ワインライターとして、またビジネスコンサルタントとして数多くのワインメーカーと関わってきて、決めていることがある。それは、私の力で少しでもお役に立てることがあれば、応援しようということ。もちろん無償だ。日本にカリフォルニアワインを紹介してきたが、これもワイナリーから一切金銭を受け取っていない。単に、紹介する価値のあるワインだと思ったものだけをインポーターにつないでいる。そして今まで関わってきたのは、いずれも小さなワイナリーで、彼らは転職組か、海外からアメリカへワイン造りに来た人ばかりだ。醸造現場は、若くて才能がある、力持ちの白人の世界だ。ときどき日本人の醸造希望者に出会うが、彼らにはぜひアメリカで成功して欲しいと言ってきた。そんな時、日本人の友人から「カリフォルニアで日本人のワインブランドを立ち上げたいが、力を貸してくれないか」と打診された。
うーん。私は、もともと「日本人だから」とか「女だから」とかいう論理に冷淡で、「好きでアメリカに来たのなら、現地人の世界で勝負して勝つべし!」という鉄則がある。「なんか、日本人同士が外国でくっついて、日本人相手の仕事をするのって、カッコ悪ーい!」なんて、内心思っているところがあった(注:もちろん、日本人にしかできない仕事も貴重です)。とはいえ、いい年をして「遊び心」がないわけじゃない。「じゃあ、自分たちでワインを造って、ブランドを立ち上げてみよっか?」となった。

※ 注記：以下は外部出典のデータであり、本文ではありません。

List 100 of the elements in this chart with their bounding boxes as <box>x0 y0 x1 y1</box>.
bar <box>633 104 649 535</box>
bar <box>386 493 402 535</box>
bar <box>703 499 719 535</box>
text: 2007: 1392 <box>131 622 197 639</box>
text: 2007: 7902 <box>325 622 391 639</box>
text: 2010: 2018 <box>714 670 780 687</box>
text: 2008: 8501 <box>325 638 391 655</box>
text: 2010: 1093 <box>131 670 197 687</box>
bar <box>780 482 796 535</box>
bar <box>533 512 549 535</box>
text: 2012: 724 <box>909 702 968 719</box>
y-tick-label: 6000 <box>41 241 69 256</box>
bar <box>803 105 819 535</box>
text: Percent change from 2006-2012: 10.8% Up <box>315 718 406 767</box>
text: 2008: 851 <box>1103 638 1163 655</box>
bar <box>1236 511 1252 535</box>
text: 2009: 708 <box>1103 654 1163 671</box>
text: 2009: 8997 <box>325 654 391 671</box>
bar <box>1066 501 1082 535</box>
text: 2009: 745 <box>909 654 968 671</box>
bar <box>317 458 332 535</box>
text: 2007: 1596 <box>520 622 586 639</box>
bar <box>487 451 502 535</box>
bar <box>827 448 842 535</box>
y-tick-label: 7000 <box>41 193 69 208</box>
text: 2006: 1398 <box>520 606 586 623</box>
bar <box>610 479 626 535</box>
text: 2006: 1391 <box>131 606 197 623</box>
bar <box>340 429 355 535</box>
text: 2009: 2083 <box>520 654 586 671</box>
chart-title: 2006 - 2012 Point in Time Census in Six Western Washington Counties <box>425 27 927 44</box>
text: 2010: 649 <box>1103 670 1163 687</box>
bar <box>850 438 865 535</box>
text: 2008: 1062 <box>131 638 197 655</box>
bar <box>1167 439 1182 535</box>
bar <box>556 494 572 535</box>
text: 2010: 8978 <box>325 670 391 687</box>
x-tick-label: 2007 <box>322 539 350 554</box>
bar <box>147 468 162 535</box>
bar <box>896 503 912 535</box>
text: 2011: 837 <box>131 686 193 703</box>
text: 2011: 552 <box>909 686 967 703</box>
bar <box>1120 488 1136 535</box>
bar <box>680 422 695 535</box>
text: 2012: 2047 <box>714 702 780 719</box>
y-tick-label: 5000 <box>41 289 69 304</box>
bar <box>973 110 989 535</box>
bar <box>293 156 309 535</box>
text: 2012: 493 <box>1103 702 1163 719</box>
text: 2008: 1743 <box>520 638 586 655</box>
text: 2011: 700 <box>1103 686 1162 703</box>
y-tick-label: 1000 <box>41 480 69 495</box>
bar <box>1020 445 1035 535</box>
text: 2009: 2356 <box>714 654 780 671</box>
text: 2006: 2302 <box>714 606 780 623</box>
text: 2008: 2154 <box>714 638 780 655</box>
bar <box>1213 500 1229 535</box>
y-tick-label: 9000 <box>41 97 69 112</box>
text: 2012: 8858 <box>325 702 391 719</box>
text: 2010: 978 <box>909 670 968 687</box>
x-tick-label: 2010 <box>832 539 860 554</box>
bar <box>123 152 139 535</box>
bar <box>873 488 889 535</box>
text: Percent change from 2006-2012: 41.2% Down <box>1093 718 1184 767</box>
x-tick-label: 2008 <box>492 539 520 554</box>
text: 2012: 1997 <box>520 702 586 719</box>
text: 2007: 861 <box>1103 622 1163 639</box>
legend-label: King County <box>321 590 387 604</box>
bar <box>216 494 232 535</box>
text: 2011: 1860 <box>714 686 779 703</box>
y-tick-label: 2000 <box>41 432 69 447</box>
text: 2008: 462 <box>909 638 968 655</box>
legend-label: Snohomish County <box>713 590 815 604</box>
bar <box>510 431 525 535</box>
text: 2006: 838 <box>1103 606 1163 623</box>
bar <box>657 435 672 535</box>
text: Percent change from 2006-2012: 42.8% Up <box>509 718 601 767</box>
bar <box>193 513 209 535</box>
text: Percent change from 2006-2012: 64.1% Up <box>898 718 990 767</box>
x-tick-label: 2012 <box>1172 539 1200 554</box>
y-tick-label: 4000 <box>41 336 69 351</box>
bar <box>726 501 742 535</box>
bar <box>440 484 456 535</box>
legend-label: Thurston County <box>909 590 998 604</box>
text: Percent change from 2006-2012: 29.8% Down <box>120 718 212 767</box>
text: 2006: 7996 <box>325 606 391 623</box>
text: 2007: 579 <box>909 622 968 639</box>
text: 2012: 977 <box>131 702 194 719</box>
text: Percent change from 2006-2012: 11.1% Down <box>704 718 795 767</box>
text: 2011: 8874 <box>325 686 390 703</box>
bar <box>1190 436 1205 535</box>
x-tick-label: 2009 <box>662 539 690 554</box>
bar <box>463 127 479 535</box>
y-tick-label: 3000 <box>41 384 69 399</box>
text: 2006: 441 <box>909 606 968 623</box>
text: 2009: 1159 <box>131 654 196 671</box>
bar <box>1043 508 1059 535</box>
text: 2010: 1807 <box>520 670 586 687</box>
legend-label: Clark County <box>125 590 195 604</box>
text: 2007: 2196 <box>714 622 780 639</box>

そうして3人の大和撫子で立ち上げたのが「カリフォルニア ナデシコ ワインプロジェクト(仮称)」だ。私は日米での広報とワイン教育を担当し、ワインメーキングにもかなり口を挟む。ブドウを供給するのは、25年間ソノマバレーの中枢でワイン用ブドウ園を経営してきた中井夫妻。写真の通り、昨年9月の猛暑が訪れる前夜に、シャルドネを一緒に収穫した。美しいブドウだった。ご夫人の貴子さんは、Nakai Vineyardワインを日本で販売している実績もあり、日本側の広報と事務会計を担当。そしてワインメーキングを担当するのが友人の平林園枝さん。当地カリフォルニア大学デービス校で醸造の学位を取得した後、ニュージーランドのKusuda Wineをはじめ、南米、米国を代表する最優良ワイナリー(リトライやスティーヴ・マサイアソン)で修行。もともと長野のリンゴ農家出身なので、畑作業にも精通しているナデシコだ。自分たちのワインを造る施設は、ナパのクラッシュパッド(ブドウを持ち込み、自分のブランドをそこで造る賃貸施設)にした。私たち3人のほかに、プロジェクトを担当してくれるワインメーカーのトップ・若山さんも日本人で、 まさに日本人のプロチームが集まってしまった。
このプロジェクトを立ち上げる際に、3人で同意したことがいくつかある。まず、最初に造るワインはシャルドネ。スタイルはあくまでカリフォルニアらしく、しかも酸味とフルーツのバランスの良いエレガント系(ナデシコ?)に仕立てること。そして、なるべく手を加えないヨーロッパ方式で造ること。できたワインは、日本で紹介すること。顧客に対しては、できれば3人揃って、説明兼試飲会を開くこと。そこで、ブドウの収穫から瓶詰めまでの過程を、そしてこのワイン製造に関して起きたさまざまなストーリーをシェアすること。などなど。